Most of the United players’ legs were going, too, but they were given a bit of impetus by the arrival of Solskjaer in the 81st minute. His reputation as a deadly substitute had been established that season, especially with the injury-time winner in the FA Cup against Liverpool and an absurd four goals in 11 minutes at Nottingham Forest. His irritation that Ferguson had not spoken to him at the break was still in his mind, but so was another half-time team talk 11 days earlier. United were drawing 1-1 in their final league game at home to Spurs, a match they needed to win to regain the title. “Don’t worry lads, keep playing like you are and you’ll get your goal,” said Ferguson. “And if we haven’t scored with 15 minutes to go I’ll just put Ole on.”

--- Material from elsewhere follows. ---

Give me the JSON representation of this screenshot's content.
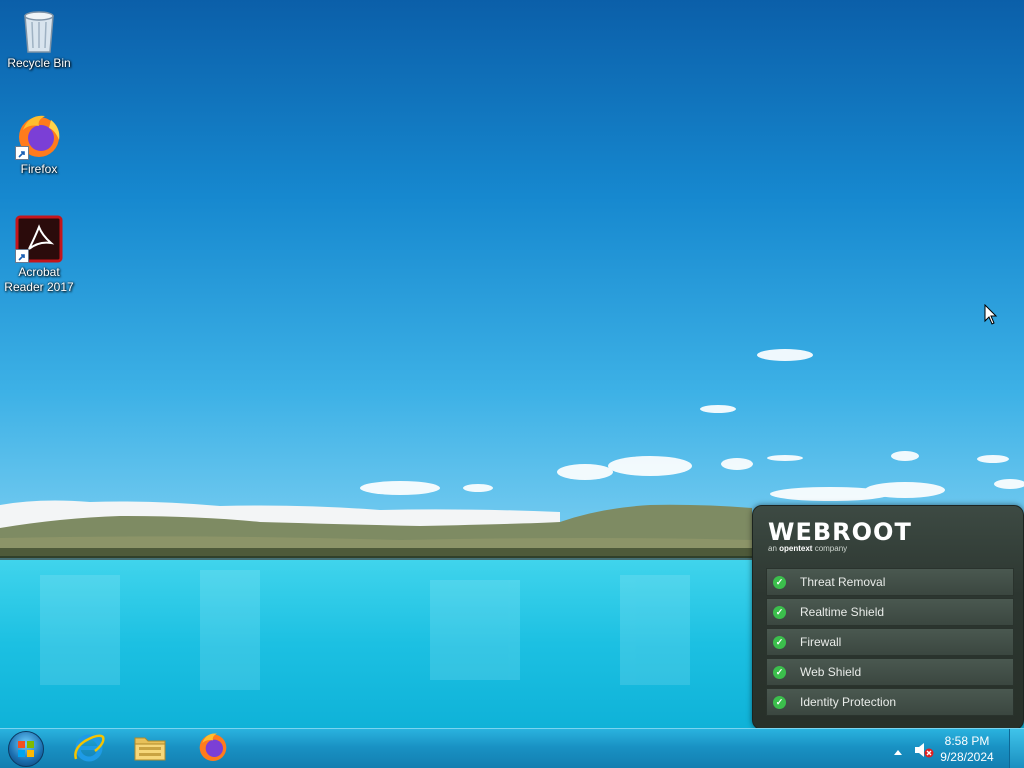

Solskjaer wasn’t needed, as Cole scored the winner early in the second half, but his confidence went through the roof and stayed there, even when he was p****d off.
When Solskjaer came on in Barcelona, he attacked the game like a man who’d had a premonition it was going to be his night. His first touch, 22 seconds after coming on, was a good header that forced a decent flying save from Oliver Kahn – the first serious save he’d had to make in the match.